On the drive from a funeral to the internment, I have often looked out of the window at the vehicles around me. In the wake of the death of a loved one, I would think, “Do these people know that the world has changed?”. For them it has not changed. The loss of my loved one did not appear as a blip on their radar. I imagine it like a drop in the ocean. That event..that death was a drop in the ocean. Near that drop, there were mighty ripples but as those ripples spread, the effect diminished. It is like an earthquake. Those nearest the epicenter are tossed about and are sure the world is ending, but those on the other side of the country don’t feel a thing.

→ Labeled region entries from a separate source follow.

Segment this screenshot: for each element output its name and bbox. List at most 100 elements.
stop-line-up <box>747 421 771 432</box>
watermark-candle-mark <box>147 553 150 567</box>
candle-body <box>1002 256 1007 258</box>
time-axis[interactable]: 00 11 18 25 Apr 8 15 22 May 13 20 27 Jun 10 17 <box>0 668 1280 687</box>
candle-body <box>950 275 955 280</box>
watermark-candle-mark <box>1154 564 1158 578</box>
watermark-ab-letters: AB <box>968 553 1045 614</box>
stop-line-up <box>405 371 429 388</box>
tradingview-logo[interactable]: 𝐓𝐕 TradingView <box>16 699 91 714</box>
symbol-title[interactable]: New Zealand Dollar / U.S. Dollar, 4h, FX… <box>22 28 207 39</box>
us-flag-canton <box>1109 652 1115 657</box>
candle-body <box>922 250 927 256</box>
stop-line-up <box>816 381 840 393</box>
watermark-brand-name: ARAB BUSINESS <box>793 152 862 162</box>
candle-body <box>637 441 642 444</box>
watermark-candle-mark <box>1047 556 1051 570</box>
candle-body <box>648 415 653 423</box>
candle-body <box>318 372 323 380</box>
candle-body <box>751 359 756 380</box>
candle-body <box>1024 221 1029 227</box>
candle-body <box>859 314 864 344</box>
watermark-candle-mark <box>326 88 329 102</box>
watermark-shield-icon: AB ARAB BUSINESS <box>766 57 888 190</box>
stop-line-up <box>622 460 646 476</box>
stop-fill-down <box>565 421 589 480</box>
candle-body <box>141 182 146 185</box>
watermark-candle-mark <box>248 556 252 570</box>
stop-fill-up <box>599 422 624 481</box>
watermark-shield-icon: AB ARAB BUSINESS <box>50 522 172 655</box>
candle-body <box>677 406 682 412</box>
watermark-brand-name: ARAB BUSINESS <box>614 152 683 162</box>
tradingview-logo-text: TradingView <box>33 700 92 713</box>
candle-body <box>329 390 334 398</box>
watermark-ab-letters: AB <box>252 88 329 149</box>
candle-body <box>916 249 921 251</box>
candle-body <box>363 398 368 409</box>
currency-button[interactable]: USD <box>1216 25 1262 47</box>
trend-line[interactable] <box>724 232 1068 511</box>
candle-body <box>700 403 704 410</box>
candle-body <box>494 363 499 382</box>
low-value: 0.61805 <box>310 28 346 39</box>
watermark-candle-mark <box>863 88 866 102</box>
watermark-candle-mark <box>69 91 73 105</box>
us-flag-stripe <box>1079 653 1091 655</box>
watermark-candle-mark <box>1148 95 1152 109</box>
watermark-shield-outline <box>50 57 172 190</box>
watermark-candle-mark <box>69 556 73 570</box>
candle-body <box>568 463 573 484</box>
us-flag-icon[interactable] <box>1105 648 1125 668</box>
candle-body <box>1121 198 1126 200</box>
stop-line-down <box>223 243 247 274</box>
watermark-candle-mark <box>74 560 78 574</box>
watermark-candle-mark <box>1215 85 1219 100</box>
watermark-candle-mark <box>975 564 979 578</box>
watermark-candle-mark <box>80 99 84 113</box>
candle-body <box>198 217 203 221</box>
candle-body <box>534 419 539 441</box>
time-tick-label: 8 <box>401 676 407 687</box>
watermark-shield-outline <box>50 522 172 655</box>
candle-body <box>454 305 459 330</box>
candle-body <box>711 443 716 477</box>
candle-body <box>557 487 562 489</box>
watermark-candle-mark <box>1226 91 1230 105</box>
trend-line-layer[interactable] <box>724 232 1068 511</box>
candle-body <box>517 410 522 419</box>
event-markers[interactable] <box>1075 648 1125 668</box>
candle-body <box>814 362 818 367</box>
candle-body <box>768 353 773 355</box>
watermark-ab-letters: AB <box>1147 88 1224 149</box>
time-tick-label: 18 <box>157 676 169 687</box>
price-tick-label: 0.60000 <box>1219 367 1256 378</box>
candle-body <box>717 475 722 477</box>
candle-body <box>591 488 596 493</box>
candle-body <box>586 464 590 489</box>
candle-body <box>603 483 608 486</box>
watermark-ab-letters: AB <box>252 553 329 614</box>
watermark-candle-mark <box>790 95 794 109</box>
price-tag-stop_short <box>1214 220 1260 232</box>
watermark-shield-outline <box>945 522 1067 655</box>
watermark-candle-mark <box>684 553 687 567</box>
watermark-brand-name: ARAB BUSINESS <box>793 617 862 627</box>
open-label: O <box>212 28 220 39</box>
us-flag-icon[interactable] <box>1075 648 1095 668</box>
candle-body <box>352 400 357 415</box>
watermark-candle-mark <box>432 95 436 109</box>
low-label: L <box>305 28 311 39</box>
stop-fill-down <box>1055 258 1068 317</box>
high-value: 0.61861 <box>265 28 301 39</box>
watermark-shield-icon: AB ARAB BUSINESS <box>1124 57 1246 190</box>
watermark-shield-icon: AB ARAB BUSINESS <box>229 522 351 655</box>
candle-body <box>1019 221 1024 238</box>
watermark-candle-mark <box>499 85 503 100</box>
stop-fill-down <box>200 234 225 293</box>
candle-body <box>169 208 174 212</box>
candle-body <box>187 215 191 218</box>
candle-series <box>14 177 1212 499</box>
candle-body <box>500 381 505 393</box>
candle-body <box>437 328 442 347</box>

It is true that a death in my family does not make news in Indonesia. It does make an impact in Heaven. In Heaven every tear cried is felt. For as much as we loved our mother or father or sister or brother or husband or wife, God loved them so much more.

What shall I say about all of these things? If these years on Earth were all there was, I would be without hope. Although there is a path that each of us must walk, unless Jesus comes back first, those who belive have a hope. In my flesh, I fear that moment when death will occur. It feels like the end of something. However, what I know is that it is only the begining. When we step through the door from this life, we are only going to the next one. The better one. A life free from things like cancer and heart attacks and strokes and natural disasters and war. This is only true if you if you have put your trust in the sacrifice of Jesus who came to Earth as a human to die to for all our sins and to give us freedom in this life and then eternal life with God.

If you died today, where would you spend eternity? Heaven will be my home, not because of anything, I’ve done, but because Christ did it all.